Ce que je veux dire, c’est que, ce que j’ai passionnément aimé dans cette journée du 28 mai c’est son éclairage intime.

 

Je sais les lois, je sais le matériel, je sais le spécifique, je sais le concret, je sais le faire. Je sais tout cela et cette urgence quotidienne. Je sais le politique et le social, je sais les financements, je sais les élus, je sais les politiques de gauche et de droite, je sais le bon cœur, je sais les bonnes volontés, je sais le singulier et le pluriel. Je sais tout cela.

Mais, je sais maintenant, encore plus qu’avant,  la nécessité de conjuguer ensemble, d’une même voix universelle dans un immense  chœur :

 

Je suis de marbre et d’argile

Tu es de marbre et d’argile

Il ou elle est de marbre et d’argile

Nous sommes de marbre et d’argile

Vous êtes de marbre et d’argile

Ils ou elles sont de marbre et d’argile.

 

 Merci Charles Gardou de donner à la clarté une nimbe.

Merci de votre talent, de votre érudition, de votre travail.

Merci de l’espoir que vous nous faîtes partager,

d’un monde entre marbre et argile.


Je tiens également à signaler les articles publiés dans le blog qui relatent chapitre par chapitre ce livre indispensable qu’est le livre  suivant, dont je présente ici l’introduction :


b) Handicap

Le temps des engagements

Sous la direction de Julia Kristeva-

Charles Gardou

PUF 2006 (355 pages.15 euros) (2)


Introduction de Julia Kristeva et Charles Gardou : Présidents du Conseil National du « Handicap : sensibiliser, informer, former »


20 mai 2005, Maison de l’Unesco : premiers Etats généraux «  Handicap : le temps des engagements »
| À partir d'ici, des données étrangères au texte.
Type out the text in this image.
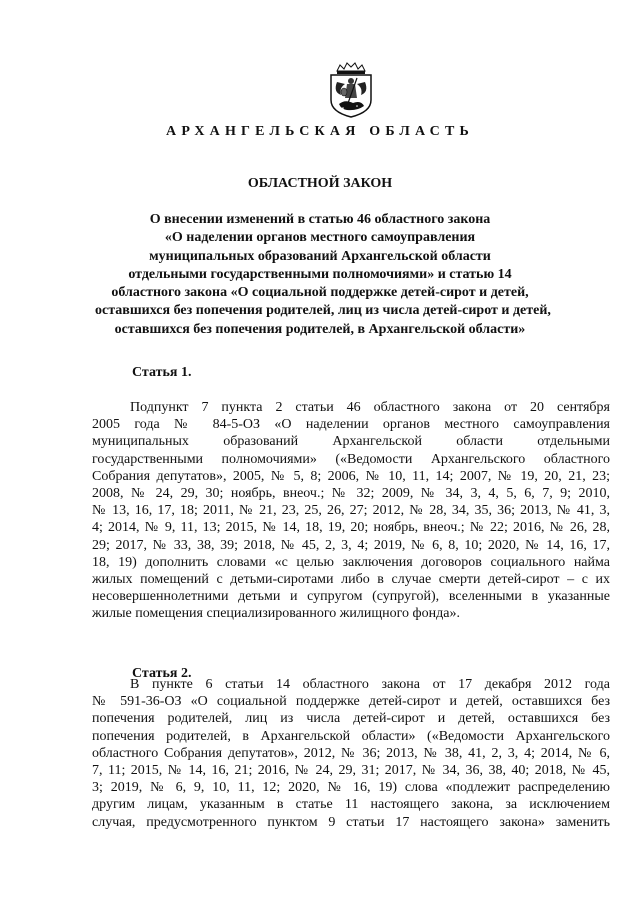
АРХАНГЕЛЬСКАЯ ОБЛАСТЬ
ОБЛАСТНОЙ ЗАКОН
О внесении изменений в статью 46 областного закона
«О наделении органов местного самоуправления
муниципальных образований Архангельской области
отдельными государственными полномочиями» и статью 14
областного закона «О социальной поддержке детей-сирот и детей,
оставшихся без попечения родителей, лиц из числа детей-сирот и детей,
оставшихся без попечения родителей, в Архангельской области»
Статья 1.
Подпункт 7 пункта 2 статьи 46 областного закона от 20 сентября
2005 года № 84-5-ОЗ «О наделении органов местного самоуправления
муниципальных образований Архангельской области отдельными
государственными полномочиями» («Ведомости Архангельского областного
Собрания депутатов», 2005, № 5, 8; 2006, № 10, 11, 14; 2007, № 19, 20, 21, 23;
2008, № 24, 29, 30; ноябрь, внеоч.; № 32; 2009, № 34, 3, 4, 5, 6, 7, 9; 2010,
№ 13, 16, 17, 18; 2011, № 21, 23, 25, 26, 27; 2012, № 28, 34, 35, 36; 2013, № 41, 3,
4; 2014, № 9, 11, 13; 2015, № 14, 18, 19, 20; ноябрь, внеоч.; № 22; 2016, № 26, 28,
29; 2017, № 33, 38, 39; 2018, № 45, 2, 3, 4; 2019, № 6, 8, 10; 2020, № 14, 16, 17,
18, 19) дополнить словами «с целью заключения договоров социального найма
жилых помещений с детьми-сиротами либо в случае смерти детей-сирот – с их
несовершеннолетними детьми и супругом (супругой), вселенными в указанные
жилые помещения специализированного жилищного фонда».
Статья 2.
В пункте 6 статьи 14 областного закона от 17 декабря 2012 года
№ 591-36-ОЗ «О социальной поддержке детей-сирот и детей, оставшихся без
попечения родителей, лиц из числа детей-сирот и детей, оставшихся без
попечения родителей, в Архангельской области» («Ведомости Архангельского
областного Собрания депутатов», 2012, № 36; 2013, № 38, 41, 2, 3, 4; 2014, № 6,
7, 11; 2015, № 14, 16, 21; 2016, № 24, 29, 31; 2017, № 34, 36, 38, 40; 2018, № 45,
3; 2019, № 6, 9, 10, 11, 12; 2020, № 16, 19) слова «подлежит распределению
другим лицам, указанным в статье 11 настоящего закона, за исключением
случая, предусмотренного пунктом 9 статьи 17 настоящего закона» заменить
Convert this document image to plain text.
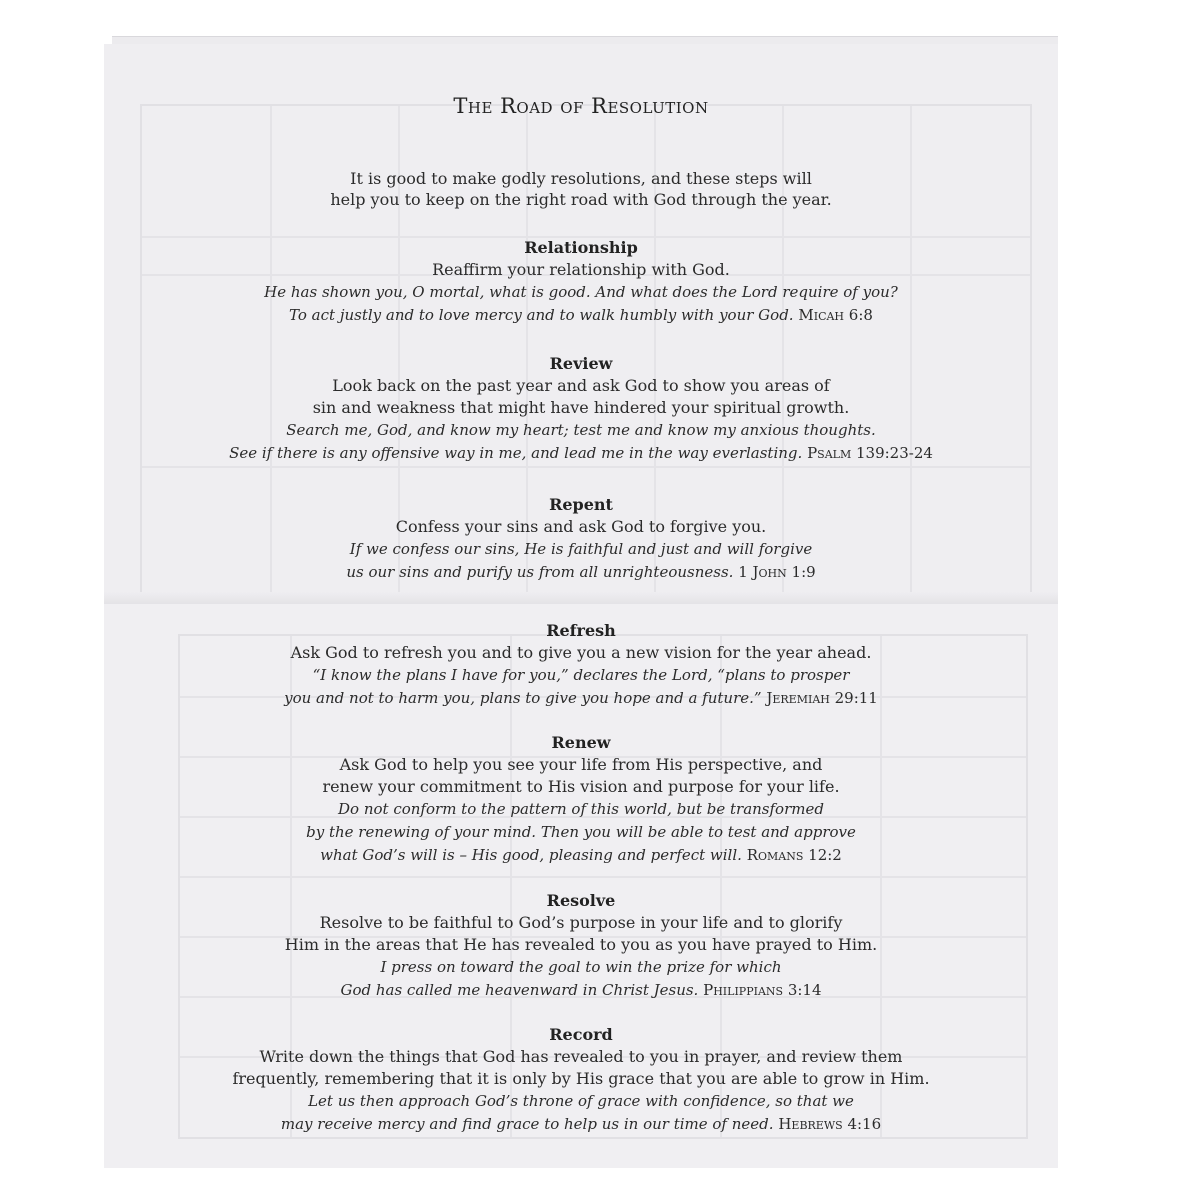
The Road of Resolution
It is good to make godly resolutions, and these steps will
help you to keep on the right road with God through the year.
Relationship
Reaffirm your relationship with God.
He has shown you, O mortal, what is good. And what does the Lord require of you?
To act justly and to love mercy and to walk humbly with your God. Micah 6:8
Review
Look back on the past year and ask God to show you areas of
sin and weakness that might have hindered your spiritual growth.
Search me, God, and know my heart; test me and know my anxious thoughts.
See if there is any offensive way in me, and lead me in the way everlasting. Psalm 139:23-24
Repent
Confess your sins and ask God to forgive you.
If we confess our sins, He is faithful and just and will forgive
us our sins and purify us from all unrighteousness. 1 John 1:9
Refresh
Ask God to refresh you and to give you a new vision for the year ahead.
“I know the plans I have for you,” declares the Lord, “plans to prosper
you and not to harm you, plans to give you hope and a future.” Jeremiah 29:11
Renew
Ask God to help you see your life from His perspective, and
renew your commitment to His vision and purpose for your life.
Do not conform to the pattern of this world, but be transformed
by the renewing of your mind. Then you will be able to test and approve
what God’s will is – His good, pleasing and perfect will. Romans 12:2
Resolve
Resolve to be faithful to God’s purpose in your life and to glorify
Him in the areas that He has revealed to you as you have prayed to Him.
I press on toward the goal to win the prize for which
God has called me heavenward in Christ Jesus. Philippians 3:14
Record
Write down the things that God has revealed to you in prayer, and review them
frequently, remembering that it is only by His grace that you are able to grow in Him.
Let us then approach God’s throne of grace with confidence, so that we
may receive mercy and find grace to help us in our time of need. Hebrews 4:16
De nombreux noms qui  s’honorent de leur engagement dans le collectif Reliance sur les situations de handicap, l’éducation et les sociétés fondé et présidé par Charles Gardou. Ils viennent de partout, ils sont 150 personnes du monde des Lettres, des arts, des sports et du spectacle, des chefs d’entreprise, de la MGEN, de CASDEN, d’Air France, des journalistes responsables des grands médias, des chercheurs, des médecins et des psychologues, des responsables associatifs et institutionnels, du CNCPH, de l’APF, de l’APAJH, de l’UNAFAM, de l’UNAPEI. La fondation de la solidarité de la Caisse d’épargne assure la coordination de tous ceux qui composent le collectif Reliance


Le Conseil national « Handicap : sensibilisation, informer, former » qui prend appui sur ce collectif a appelé à la mobilisation citoyens, médias, entreprises, associations, administrations  à créer et participer aux premiers états généraux « Handicap : le temps des engagements à Paris, Maison de l’Unesco, 20 mai 2005.
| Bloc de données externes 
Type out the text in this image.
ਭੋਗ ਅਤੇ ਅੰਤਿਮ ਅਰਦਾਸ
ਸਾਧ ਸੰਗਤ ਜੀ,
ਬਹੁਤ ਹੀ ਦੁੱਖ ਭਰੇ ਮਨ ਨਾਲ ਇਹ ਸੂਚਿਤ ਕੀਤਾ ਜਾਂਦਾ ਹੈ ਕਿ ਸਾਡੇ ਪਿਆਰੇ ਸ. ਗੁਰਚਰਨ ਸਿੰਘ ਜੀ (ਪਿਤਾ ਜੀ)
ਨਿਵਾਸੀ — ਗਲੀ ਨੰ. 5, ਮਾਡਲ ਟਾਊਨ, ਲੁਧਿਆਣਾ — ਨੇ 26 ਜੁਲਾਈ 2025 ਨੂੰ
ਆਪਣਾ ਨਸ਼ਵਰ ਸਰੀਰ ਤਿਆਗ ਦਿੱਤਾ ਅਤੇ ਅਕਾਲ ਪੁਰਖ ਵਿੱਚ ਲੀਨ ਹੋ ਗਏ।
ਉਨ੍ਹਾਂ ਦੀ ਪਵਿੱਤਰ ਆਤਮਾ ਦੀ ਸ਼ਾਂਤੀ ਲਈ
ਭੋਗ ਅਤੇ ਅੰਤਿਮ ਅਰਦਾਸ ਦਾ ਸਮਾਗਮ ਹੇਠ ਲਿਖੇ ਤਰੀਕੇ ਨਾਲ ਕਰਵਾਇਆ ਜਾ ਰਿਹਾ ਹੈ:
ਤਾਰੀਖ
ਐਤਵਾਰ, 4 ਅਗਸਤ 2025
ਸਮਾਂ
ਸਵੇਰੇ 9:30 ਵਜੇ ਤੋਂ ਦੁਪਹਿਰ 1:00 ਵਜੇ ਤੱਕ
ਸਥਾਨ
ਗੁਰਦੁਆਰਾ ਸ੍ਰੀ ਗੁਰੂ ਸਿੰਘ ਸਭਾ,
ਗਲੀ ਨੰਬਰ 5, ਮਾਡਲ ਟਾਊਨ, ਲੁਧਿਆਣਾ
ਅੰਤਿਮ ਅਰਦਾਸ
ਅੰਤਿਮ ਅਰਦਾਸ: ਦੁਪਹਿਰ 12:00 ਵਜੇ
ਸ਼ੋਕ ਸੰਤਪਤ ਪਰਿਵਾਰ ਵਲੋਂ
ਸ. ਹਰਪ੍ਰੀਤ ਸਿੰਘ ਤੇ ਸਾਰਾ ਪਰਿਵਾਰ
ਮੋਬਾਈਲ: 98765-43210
France Télévisions a appuyé la préparation des Etats Généraux sur les chaînes publiques par la diffusion de sept programmes courts réalisés par Serge Moati


Ces états généraux se sont déployés dans huit dimensions avec les visées suivantes :


Désingulariser le handicap : le replacer dans l’ordinaire de l’existence humaine (rencontres, projets, entrer en complémentarité et synergie avec les associations)
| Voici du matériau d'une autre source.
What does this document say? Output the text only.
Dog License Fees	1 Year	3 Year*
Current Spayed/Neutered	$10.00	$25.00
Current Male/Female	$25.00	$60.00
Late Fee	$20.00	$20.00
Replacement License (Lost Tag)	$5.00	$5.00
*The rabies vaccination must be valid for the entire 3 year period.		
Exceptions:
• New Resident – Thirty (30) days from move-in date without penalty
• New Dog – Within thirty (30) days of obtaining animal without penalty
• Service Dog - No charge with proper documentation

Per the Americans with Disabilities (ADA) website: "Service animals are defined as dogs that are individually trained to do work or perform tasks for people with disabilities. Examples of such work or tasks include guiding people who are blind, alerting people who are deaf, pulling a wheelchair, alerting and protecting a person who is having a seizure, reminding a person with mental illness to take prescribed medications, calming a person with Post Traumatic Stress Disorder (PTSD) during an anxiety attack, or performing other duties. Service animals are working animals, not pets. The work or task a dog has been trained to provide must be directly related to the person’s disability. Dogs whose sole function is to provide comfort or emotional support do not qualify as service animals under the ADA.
Mobiliser l’ensemble des citoyens avec le soutien de personnalités de tous les secteurs, arts et culture, travail, associatifs pour donner de l’ampleur au message, pour affirmer que l’exclusion générée par le handicap est l’affaire de tous

 Affirmer que l’égalité des droits et des chances se fait dans la tolérance et s’inscrit dans  tous les moments politiques citoyens et républicains. C’est l’affaire de tous


Traduire en acte les principes de la loi adoptée le 11 février 2005 et rejoindre les perspectives ouvertes au niveau européen c’est à dire intervenir dans le cadre législatif en y amenant des améliorations et contribuer à l’amélioration de l’accompagnement des personnes en situation de handicap –quel que soit le handicap à partir des chartes, des dispositions législatives et France et en Europe.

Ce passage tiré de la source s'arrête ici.